Under the Employees’ Provident Fund (EPF) scheme, both the employee and employer contribute regularly, and the accumulated amount earns annual interest. Currently, EPF offers an interest rate of 8.25 percent, benefiting over 7 crore subscribers across the country.
Typically, employees contribute 12 percent of their basic salary and dearness allowance (DA), up to a maximum salary cap of ₹15,000. Employers also contribute 12 percent, out of which 3.67 percent goes to the EPF account, while 8.33 percent is directed to the Employees’ Pension Scheme (EPS).
Experts suggest that increasing contributions through the Voluntary Provident Fund (VPF) can significantly boost long-term savings. According to Shreya Sharma, Founder and CEO of Rest The Case, VPF is not a separate account but an extension of EPF, allowing employees to contribute more than the mandatory 12 percent while earning the same interest rate. The maturity amount remains tax-free, and contributions qualify for deductions under Section 80C in the old tax regime.
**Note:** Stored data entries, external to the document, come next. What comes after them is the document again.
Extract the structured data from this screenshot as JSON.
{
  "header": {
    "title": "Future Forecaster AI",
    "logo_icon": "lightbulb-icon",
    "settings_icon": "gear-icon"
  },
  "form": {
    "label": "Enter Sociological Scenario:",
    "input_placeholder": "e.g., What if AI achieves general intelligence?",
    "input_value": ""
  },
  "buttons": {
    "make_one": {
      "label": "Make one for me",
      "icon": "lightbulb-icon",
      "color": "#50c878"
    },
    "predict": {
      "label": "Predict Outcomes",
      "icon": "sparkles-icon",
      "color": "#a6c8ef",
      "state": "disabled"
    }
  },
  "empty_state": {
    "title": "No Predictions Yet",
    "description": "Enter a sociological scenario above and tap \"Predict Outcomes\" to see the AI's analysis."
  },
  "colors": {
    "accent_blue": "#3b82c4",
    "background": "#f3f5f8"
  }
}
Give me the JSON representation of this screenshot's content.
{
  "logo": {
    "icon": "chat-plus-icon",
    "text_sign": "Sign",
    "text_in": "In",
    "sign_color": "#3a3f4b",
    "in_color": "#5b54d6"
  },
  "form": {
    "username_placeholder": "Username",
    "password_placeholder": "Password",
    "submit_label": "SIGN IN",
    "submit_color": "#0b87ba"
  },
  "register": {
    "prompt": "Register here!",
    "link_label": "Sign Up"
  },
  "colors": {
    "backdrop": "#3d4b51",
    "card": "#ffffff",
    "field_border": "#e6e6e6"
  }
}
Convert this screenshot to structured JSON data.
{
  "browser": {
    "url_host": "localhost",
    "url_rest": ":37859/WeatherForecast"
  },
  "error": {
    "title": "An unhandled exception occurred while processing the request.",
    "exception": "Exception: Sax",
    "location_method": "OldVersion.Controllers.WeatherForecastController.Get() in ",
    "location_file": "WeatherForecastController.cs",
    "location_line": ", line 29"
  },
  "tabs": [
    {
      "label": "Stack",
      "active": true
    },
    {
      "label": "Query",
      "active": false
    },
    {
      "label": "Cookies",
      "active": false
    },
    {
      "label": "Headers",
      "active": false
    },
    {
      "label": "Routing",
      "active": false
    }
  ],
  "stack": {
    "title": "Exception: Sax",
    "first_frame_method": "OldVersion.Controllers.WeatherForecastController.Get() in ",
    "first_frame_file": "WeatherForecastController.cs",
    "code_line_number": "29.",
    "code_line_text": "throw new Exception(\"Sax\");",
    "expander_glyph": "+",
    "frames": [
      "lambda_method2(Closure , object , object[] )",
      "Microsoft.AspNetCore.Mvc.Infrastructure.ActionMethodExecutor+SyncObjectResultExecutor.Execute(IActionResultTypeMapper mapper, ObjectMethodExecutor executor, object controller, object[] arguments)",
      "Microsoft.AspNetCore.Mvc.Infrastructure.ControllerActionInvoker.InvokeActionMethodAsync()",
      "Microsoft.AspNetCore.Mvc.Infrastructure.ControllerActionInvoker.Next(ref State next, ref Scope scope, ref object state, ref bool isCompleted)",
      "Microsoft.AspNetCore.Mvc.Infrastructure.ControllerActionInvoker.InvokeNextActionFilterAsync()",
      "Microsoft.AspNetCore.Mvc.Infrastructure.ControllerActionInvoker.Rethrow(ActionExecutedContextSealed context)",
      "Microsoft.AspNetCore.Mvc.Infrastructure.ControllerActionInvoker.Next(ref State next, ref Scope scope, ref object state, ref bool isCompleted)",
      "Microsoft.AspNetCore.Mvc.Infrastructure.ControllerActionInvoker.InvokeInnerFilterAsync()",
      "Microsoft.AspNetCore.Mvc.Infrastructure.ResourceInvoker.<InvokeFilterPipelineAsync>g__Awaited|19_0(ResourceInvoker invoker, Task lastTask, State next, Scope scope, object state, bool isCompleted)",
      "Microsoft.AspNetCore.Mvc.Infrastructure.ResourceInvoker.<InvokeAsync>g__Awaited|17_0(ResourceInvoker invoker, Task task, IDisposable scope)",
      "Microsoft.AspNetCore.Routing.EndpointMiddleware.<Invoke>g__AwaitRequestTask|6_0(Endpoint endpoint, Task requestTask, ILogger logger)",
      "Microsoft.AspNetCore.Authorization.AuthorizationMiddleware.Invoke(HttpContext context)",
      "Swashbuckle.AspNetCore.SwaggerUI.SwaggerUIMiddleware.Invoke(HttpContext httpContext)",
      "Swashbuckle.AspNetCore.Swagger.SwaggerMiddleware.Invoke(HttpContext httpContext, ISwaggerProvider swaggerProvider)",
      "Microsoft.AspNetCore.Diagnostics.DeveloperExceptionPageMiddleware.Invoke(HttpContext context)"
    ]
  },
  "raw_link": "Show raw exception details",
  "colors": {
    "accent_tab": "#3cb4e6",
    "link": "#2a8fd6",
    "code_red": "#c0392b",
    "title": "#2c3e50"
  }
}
Explaining the long-term impact, experts note that if an individual contributes ₹5,000 monthly to an EPF account at an interest rate of 8.25 percent and does not withdraw the funds for 30 years, the total corpus can reach around ₹80 lakh.
However, frequent withdrawals can significantly reduce the final amount. In a comparison, if another individual withdraws the entire EPF balance every 10 years and restarts contributions, the total corpus may be limited to around ₹28 lakh.
Experts attribute this difference to the power of compounding. Over long periods, interest is earned on a growing base. Repeated withdrawals reset this base, reducing the overall benefit of compounding.